Anyway, back to the programme itself. It’s rarely anything other than an ordeal, but the 2025 Christmas special manages to sink even below its customary nadir, discovering startling new levels of humourlessness. One particularly punishing sequence has seared itself into my memory. It unfolds in the pub, where Mammy—played by Brendan O’Carroll, the show’s chief architect—is holding court with her loyal companions Winnie McGoogan (Eilish O’Carroll) and Birdie Flanagan (June Rogers). What begins with a discussion of Winnie’s purchase of a strangely scented candle from Gwyneth Paltrow’s lifestyle empire soon takes a grim detour into—yes—the supposed comic potential of their own ageing anatomy.

So we’re already straying into dubious territory—if you’ll forgive the phrase—and then, regrettably, things deteriorate further. The euphemisms deployed by the elderly trio are laughably forced. Winnie favours “ladygarden”, apparently a term passed down from her mother in childhood. Birdie’s contribution, “meow meow”, is scarcely more convincing, particularly given its more familiar association with a street drug than with anatomy. Nonetheless, its mere utterance prompts a prolonged, misty-eyed “aaaahhhh” from the studio audience, as though Birdie had just revealed that her long-neglected vulva was about to headline next year’s John Lewis Christmas advertising campaign.

All of this joyless nonsense exists solely to set up a punchline from Mammy herself—played, of course, by Brendan O’Carroll. Brace yourself. Here it is: “I used to call it ‘St Bridget’s Purse’. Then I had Dermot and I changed it to ‘St Patrick’s haversack’.” Whether it’s a man in a dress—or perhaps especially because it’s a man in a dress—the result isn’t subversive or daring. It’s simply, profoundly odd.
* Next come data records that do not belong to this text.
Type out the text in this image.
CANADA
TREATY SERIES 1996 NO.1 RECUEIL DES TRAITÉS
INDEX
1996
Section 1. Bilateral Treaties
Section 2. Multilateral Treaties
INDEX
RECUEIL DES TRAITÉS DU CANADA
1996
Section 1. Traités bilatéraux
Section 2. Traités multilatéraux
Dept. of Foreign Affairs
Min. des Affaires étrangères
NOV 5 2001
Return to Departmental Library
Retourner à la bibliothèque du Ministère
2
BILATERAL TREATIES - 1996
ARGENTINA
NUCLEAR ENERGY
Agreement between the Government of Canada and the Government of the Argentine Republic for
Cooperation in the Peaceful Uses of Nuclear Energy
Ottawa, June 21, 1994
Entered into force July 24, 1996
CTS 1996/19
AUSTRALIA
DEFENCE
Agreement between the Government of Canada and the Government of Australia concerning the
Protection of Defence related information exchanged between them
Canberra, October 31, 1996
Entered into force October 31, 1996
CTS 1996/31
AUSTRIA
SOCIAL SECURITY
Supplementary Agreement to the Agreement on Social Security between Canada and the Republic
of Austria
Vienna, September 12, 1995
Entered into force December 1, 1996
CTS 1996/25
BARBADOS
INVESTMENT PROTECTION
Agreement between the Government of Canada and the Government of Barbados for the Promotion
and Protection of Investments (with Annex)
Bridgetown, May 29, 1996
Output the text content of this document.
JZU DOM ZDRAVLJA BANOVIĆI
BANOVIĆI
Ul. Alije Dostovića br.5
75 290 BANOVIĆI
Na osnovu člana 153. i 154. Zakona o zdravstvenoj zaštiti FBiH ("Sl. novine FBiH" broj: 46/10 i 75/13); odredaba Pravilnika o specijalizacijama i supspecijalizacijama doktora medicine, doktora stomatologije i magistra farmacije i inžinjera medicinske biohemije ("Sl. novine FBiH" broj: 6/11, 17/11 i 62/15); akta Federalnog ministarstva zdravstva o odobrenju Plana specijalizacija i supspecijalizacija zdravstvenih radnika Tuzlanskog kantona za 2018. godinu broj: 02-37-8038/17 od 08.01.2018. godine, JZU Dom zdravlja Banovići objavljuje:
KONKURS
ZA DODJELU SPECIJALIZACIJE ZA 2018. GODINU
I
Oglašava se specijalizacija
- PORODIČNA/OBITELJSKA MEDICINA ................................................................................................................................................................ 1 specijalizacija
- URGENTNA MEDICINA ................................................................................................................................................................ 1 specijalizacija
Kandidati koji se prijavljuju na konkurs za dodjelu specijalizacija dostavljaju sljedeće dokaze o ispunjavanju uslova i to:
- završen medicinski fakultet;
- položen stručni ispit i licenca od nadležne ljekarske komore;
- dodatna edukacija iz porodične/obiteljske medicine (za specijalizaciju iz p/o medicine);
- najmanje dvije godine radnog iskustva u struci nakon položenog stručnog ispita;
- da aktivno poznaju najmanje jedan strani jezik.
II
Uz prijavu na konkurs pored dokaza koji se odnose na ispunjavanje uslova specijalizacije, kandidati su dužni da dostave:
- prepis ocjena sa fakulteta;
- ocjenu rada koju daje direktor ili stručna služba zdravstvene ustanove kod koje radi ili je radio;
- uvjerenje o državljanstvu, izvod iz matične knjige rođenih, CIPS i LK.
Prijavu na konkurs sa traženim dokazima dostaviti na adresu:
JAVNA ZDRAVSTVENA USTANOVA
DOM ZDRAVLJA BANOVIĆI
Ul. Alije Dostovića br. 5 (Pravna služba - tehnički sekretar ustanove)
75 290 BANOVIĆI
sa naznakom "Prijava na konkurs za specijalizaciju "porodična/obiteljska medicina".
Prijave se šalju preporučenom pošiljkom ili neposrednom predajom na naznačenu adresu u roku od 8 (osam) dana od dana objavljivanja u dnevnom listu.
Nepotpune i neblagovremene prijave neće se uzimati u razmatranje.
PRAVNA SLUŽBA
The silver medal for feeblest gag in this joyless pageant goes to the running joke about Grandad (Dermot O’Neill) receiving a VR headset for Christmas. The punchline arrives with numbing inevitability: he ends up on the kitchen table, miming intimacy with a raw turkey before toppling over—apparently the natural consequence of simulated romance performed in full view of one’s family. The sequence merely underlines that, alongside puns, sight gags, double entendres and irony, Brendan O’Carroll and company can’t coax even the most basic slapstick into something resembling a laugh.

For viewers of a certain vintage, the show induces an odd nostalgia for the craft—however occasionally misjudged—of the gently smutty The Benny Hill Show, or even for the earnest if leaden efforts of The Little and Large Tellyshow. By comparison, this feels shabbier and more haphazard than its 1970s forebears. It is bad in a way that goes beyond mere incompetence: worse than ever, flimsier than the groaners found inside a Christmas cracker.

I’ll readily concede that it still attracts a large enough audience to justify a Christmas Day (and New Year’s Day) slot on BBC One—even if it airs at an hour when most people are sensibly unconscious. I don’t begrudge anyone their viewing choices; to each their own. What I do question is why the BBC continues to fund it with public money, why the scripts remain so slapdash—this time barely bothering with a storyline at all—and why the performances are so uniformly poor. A sorry bunch, the lot of them.